S’iz a mayse on an ek —
Farshtey nor gut dem rayen
Her of tsu sheltn, shrayen
Vayl farshteyn heyst fartsayen
Shrayt dos ayzn un mit fayer shit es
Naye hamers, naye shites,
Harget, shlogt — un iz a bruder
Eytses git er!
— Shvaygn, ven unter di klep ikh tsiter?
Tsvishn hamer un Kovadle?!
Moykhl, moykhl dir es
Oy, mayn veytik on a shir iz
Vel ikh sheltn, vel ikh shrayen on khikires
The Hammer and the Iron Bit
The head of the strong iron hammer
That dwelt in the room of the blacksmith
Began to beat a piece of iron
To show it, according to research,
That you have to be bright and patient
And not say to anyone, “You are guilty.”
You are angry with me for no reason
Foolish is your cursing
Crude is your screaming
Rather say: “I am guilty that I beat?
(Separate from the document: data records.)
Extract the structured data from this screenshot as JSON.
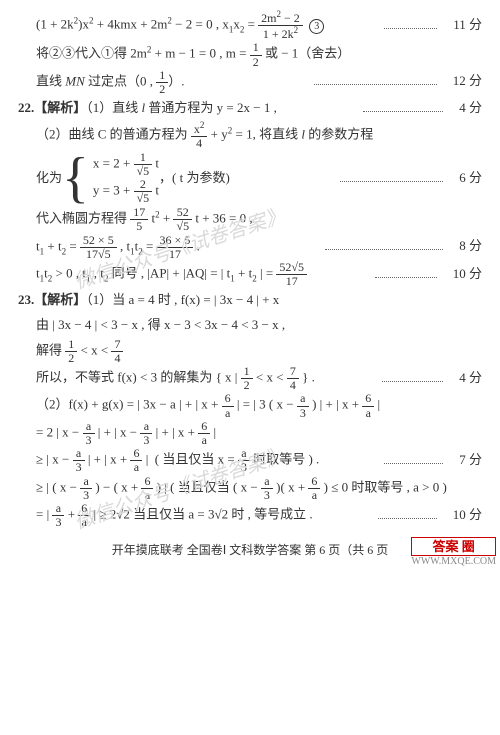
{
  "wm1": "微信公众号《试卷答案》",
  "wm2": "微信公众号《试卷答案》",
  "lines": [
    {
      "indent": "indent1",
      "score": "11 分",
      "html": "(1 + 2k<sup>2</sup>)x<sup>2</sup> + 4kmx + 2m<sup>2</sup> − 2 = 0 , x<sub>1</sub>x<sub>2</sub> = <span class='frac'><span class='num'>2m<sup>2</sup> − 2</span><span class='den'>1 + 2k<sup>2</sup></span></span>&nbsp;&nbsp;<span class='circ'>3</span>"
    },
    {
      "indent": "indent1",
      "score": "",
      "html": "将②③代入①得 2m<sup>2</sup> + m − 1 = 0 , m = <span class='frac'><span class='num'>1</span><span class='den'>2</span></span> 或 − 1（舍去）"
    },
    {
      "indent": "indent1",
      "score": "12 分",
      "html": "直线 <i>MN</i> 过定点（0 , <span class='frac'><span class='num'>1</span><span class='den'>2</span></span>）."
    },
    {
      "indent": "",
      "score": "4 分",
      "html": "<span class='qnum'>22.【解析】</span>（1）直线 <i>l</i> 普通方程为 y = 2x − 1 ,"
    },
    {
      "indent": "indent1",
      "score": "",
      "html": "（2）曲线 C 的普通方程为 <span class='frac'><span class='num'>x<sup>2</sup></span><span class='den'>4</span></span> + y<sup>2</sup> = 1, 将直线 <i>l</i> 的参数方程"
    },
    {
      "indent": "indent1",
      "score": "6 分",
      "brace": true,
      "pre": "化为",
      "rows": [
        "x = 2 + <span class='frac'><span class='num'>1</span><span class='den'>√5</span></span> t",
        "y = 3 + <span class='frac'><span class='num'>2</span><span class='den'>√5</span></span> t"
      ],
      "post": "，( t 为参数)"
    },
    {
      "indent": "indent1",
      "score": "",
      "html": "代入椭圆方程得 <span class='frac'><span class='num'>17</span><span class='den'>5</span></span> t<sup>2</sup> + <span class='frac'><span class='num'>52</span><span class='den'>√5</span></span> t + 36 = 0 ,"
    },
    {
      "indent": "indent1",
      "score": "8 分",
      "html": "t<sub>1</sub> + t<sub>2</sub> = <span class='frac'><span class='num'>52 × 5</span><span class='den'>17√5</span></span> , t<sub>1</sub>t<sub>2</sub> = <span class='frac'><span class='num'>36 × 5</span><span class='den'>17</span></span> ."
    },
    {
      "indent": "indent1",
      "score": "10 分",
      "html": "t<sub>1</sub>t<sub>2</sub> &gt; 0 , t<sub>1</sub> , t<sub>2</sub> 同号 , |AP| + |AQ| = | t<sub>1</sub> + t<sub>2</sub> | = <span class='frac'><span class='num'>52√5</span><span class='den'>17</span></span>"
    },
    {
      "indent": "",
      "score": "",
      "html": "<span class='qnum'>23.【解析】</span>（1）当 a = 4 时 , f(x) = | 3x − 4 | + x"
    },
    {
      "indent": "indent1",
      "score": "",
      "html": "由 | 3x − 4 | &lt; 3 − x , 得 x − 3 &lt; 3x − 4 &lt; 3 − x ,"
    },
    {
      "indent": "indent1",
      "score": "",
      "html": "解得 <span class='frac'><span class='num'>1</span><span class='den'>2</span></span> &lt; x &lt; <span class='frac'><span class='num'>7</span><span class='den'>4</span></span>"
    },
    {
      "indent": "indent1",
      "score": "4 分",
      "html": "所以，不等式 f(x) &lt; 3 的解集为 { x | <span class='frac'><span class='num'>1</span><span class='den'>2</span></span> &lt; x &lt; <span class='frac'><span class='num'>7</span><span class='den'>4</span></span> } ."
    },
    {
      "indent": "indent1",
      "score": "",
      "html": "（2）f(x) + g(x) = | 3x − a | + | x + <span class='frac'><span class='num'>6</span><span class='den'>a</span></span> | = | 3 ( x − <span class='frac'><span class='num'>a</span><span class='den'>3</span></span> ) | + | x + <span class='frac'><span class='num'>6</span><span class='den'>a</span></span> |"
    },
    {
      "indent": "indent1",
      "score": "",
      "html": "= 2 | x − <span class='frac'><span class='num'>a</span><span class='den'>3</span></span> | + | x − <span class='frac'><span class='num'>a</span><span class='den'>3</span></span> | + | x + <span class='frac'><span class='num'>6</span><span class='den'>a</span></span> |"
    },
    {
      "indent": "indent1",
      "score": "7 分",
      "html": "≥ | x − <span class='frac'><span class='num'>a</span><span class='den'>3</span></span> | + | x + <span class='frac'><span class='num'>6</span><span class='den'>a</span></span> |&nbsp;&nbsp;( 当且仅当 x = <span class='frac'><span class='num'>a</span><span class='den'>3</span></span> 时取等号 ) ."
    },
    {
      "indent": "indent1",
      "score": "",
      "html": "≥ | ( x − <span class='frac'><span class='num'>a</span><span class='den'>3</span></span> ) − ( x + <span class='frac'><span class='num'>6</span><span class='den'>a</span></span> ) |&nbsp;( 当且仅当 ( x − <span class='frac'><span class='num'>a</span><span class='den'>3</span></span> )( x + <span class='frac'><span class='num'>6</span><span class='den'>a</span></span> ) ≤ 0 时取等号 , a &gt; 0 )"
    },
    {
      "indent": "indent1",
      "score": "10 分",
      "html": "= | <span class='frac'><span class='num'>a</span><span class='den'>3</span></span> + <span class='frac'><span class='num'>6</span><span class='den'>a</span></span> | ≥ 2√2 当且仅当 a = 3√2 时 , 等号成立 ."
    }
  ],
  "footer": "开年摸底联考  全国卷Ⅰ  文科数学答案  第 6 页（共 6 页",
  "stamp1": "答案 圈",
  "stamp2": "WWW.MXQE.COM"
}
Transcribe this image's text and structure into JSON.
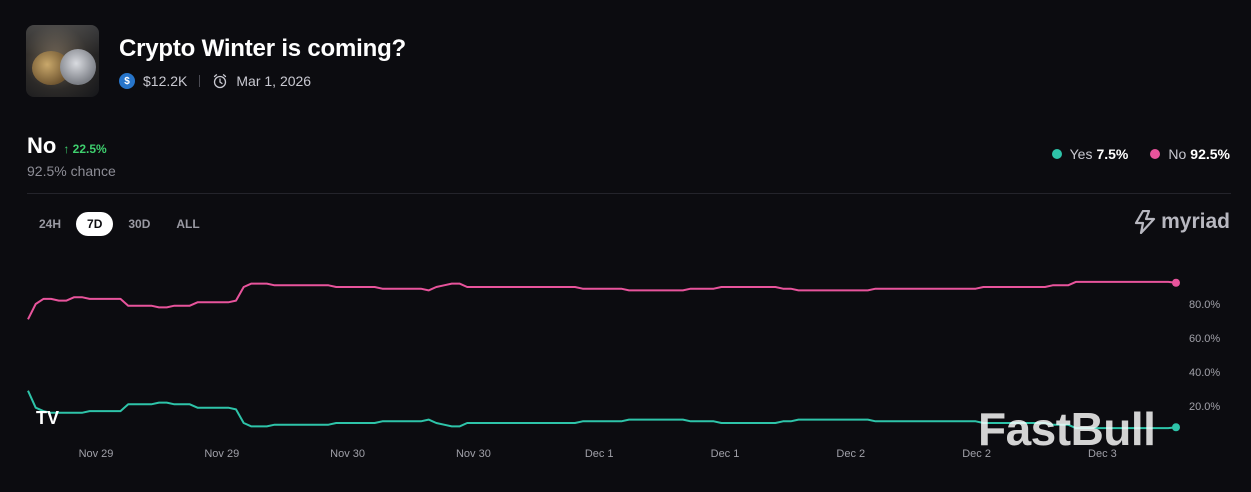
{
  "market": {
    "title": "Crypto Winter is coming?",
    "volume": "$12.2K",
    "end_date": "Mar 1, 2026",
    "volume_icon": "usdc-icon",
    "date_icon": "alarm-clock-icon"
  },
  "outcome": {
    "name": "No",
    "delta": "↑ 22.5%",
    "chance": "92.5% chance"
  },
  "legend": [
    {
      "label": "Yes",
      "value": "7.5%",
      "color": "#2ec4a9"
    },
    {
      "label": "No",
      "value": "92.5%",
      "color": "#e8549c"
    }
  ],
  "tabs": [
    {
      "label": "24H",
      "active": false
    },
    {
      "label": "7D",
      "active": true
    },
    {
      "label": "30D",
      "active": false
    },
    {
      "label": "ALL",
      "active": false
    }
  ],
  "brand": "myriad",
  "watermark": "FastBull",
  "tv_logo": "TV",
  "chart_data": {
    "type": "line",
    "x_ticks": [
      "Nov 29",
      "Nov 29",
      "Nov 30",
      "Nov 30",
      "Dec 1",
      "Dec 1",
      "Dec 2",
      "Dec 2",
      "Dec 3"
    ],
    "y_ticks": [
      "20.0%",
      "40.0%",
      "60.0%",
      "80.0%"
    ],
    "ylim": [
      0,
      100
    ],
    "series": [
      {
        "name": "No",
        "color": "#e8549c",
        "values": [
          71,
          80,
          83,
          83,
          82,
          82,
          84,
          84,
          83,
          83,
          83,
          83,
          83,
          79,
          79,
          79,
          79,
          78,
          78,
          79,
          79,
          79,
          81,
          81,
          81,
          81,
          81,
          82,
          90,
          92,
          92,
          92,
          91,
          91,
          91,
          91,
          91,
          91,
          91,
          91,
          90,
          90,
          90,
          90,
          90,
          90,
          89,
          89,
          89,
          89,
          89,
          89,
          88,
          90,
          91,
          92,
          92,
          90,
          90,
          90,
          90,
          90,
          90,
          90,
          90,
          90,
          90,
          90,
          90,
          90,
          90,
          90,
          89,
          89,
          89,
          89,
          89,
          89,
          88,
          88,
          88,
          88,
          88,
          88,
          88,
          88,
          89,
          89,
          89,
          89,
          90,
          90,
          90,
          90,
          90,
          90,
          90,
          90,
          89,
          89,
          88,
          88,
          88,
          88,
          88,
          88,
          88,
          88,
          88,
          88,
          89,
          89,
          89,
          89,
          89,
          89,
          89,
          89,
          89,
          89,
          89,
          89,
          89,
          89,
          90,
          90,
          90,
          90,
          90,
          90,
          90,
          90,
          90,
          91,
          91,
          91,
          93,
          93,
          93,
          93,
          93,
          93,
          93,
          93,
          93,
          93,
          93,
          93,
          93,
          92.5
        ]
      },
      {
        "name": "Yes",
        "color": "#2ec4a9",
        "values": [
          29,
          19,
          17,
          16,
          16,
          16,
          16,
          16,
          17,
          17,
          17,
          17,
          17,
          21,
          21,
          21,
          21,
          22,
          22,
          21,
          21,
          21,
          19,
          19,
          19,
          19,
          19,
          18,
          10,
          8,
          8,
          8,
          9,
          9,
          9,
          9,
          9,
          9,
          9,
          9,
          10,
          10,
          10,
          10,
          10,
          10,
          11,
          11,
          11,
          11,
          11,
          11,
          12,
          10,
          9,
          8,
          8,
          10,
          10,
          10,
          10,
          10,
          10,
          10,
          10,
          10,
          10,
          10,
          10,
          10,
          10,
          10,
          11,
          11,
          11,
          11,
          11,
          11,
          12,
          12,
          12,
          12,
          12,
          12,
          12,
          12,
          11,
          11,
          11,
          11,
          10,
          10,
          10,
          10,
          10,
          10,
          10,
          10,
          11,
          11,
          12,
          12,
          12,
          12,
          12,
          12,
          12,
          12,
          12,
          12,
          11,
          11,
          11,
          11,
          11,
          11,
          11,
          11,
          11,
          11,
          11,
          11,
          11,
          11,
          10,
          10,
          10,
          10,
          10,
          10,
          10,
          10,
          10,
          9,
          9,
          9,
          7,
          7,
          7,
          7,
          7,
          7,
          7,
          7,
          7,
          7,
          7,
          7,
          7,
          7.5
        ]
      }
    ]
  }
}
I am nothing more than a weapon
In the hands of the blacksmith.”
And you think it depends on the blacksmith?
Truly, you are mistaken.
On the contrary, he is to be pitied
He is sadly tired and depressed.
He would really like to rest.
But he has no choice — what should he do?
Look, outdoors stands a decrepit wagon
Its left axle is bent
The blacksmith must forge the axle
to make it whole and strong.
Something happened to it when it went downhill
Also, don’t complain about the wagon.
It must constantly turn the wheels.
The horses pull it wherever they speed
And the horses — don’t be angry with them
They pull well — but what’s the use?
The whip drives, the whip and it alone —
Also, not guilty — No!
It’s a story without an end.
Understand the idea well:
Stop cursing, stop screaming,
Because understanding means pardoning
The iron screams and spits fire
New hammers, new systems,
Beats, maims and is ready to give advice:
To be quiet when I tremble under the lashes
Between the hammer and the blacksmith
There is no forgiveness, my pain is without end.
So I’ll curse and I’ll scream and ask no more questions.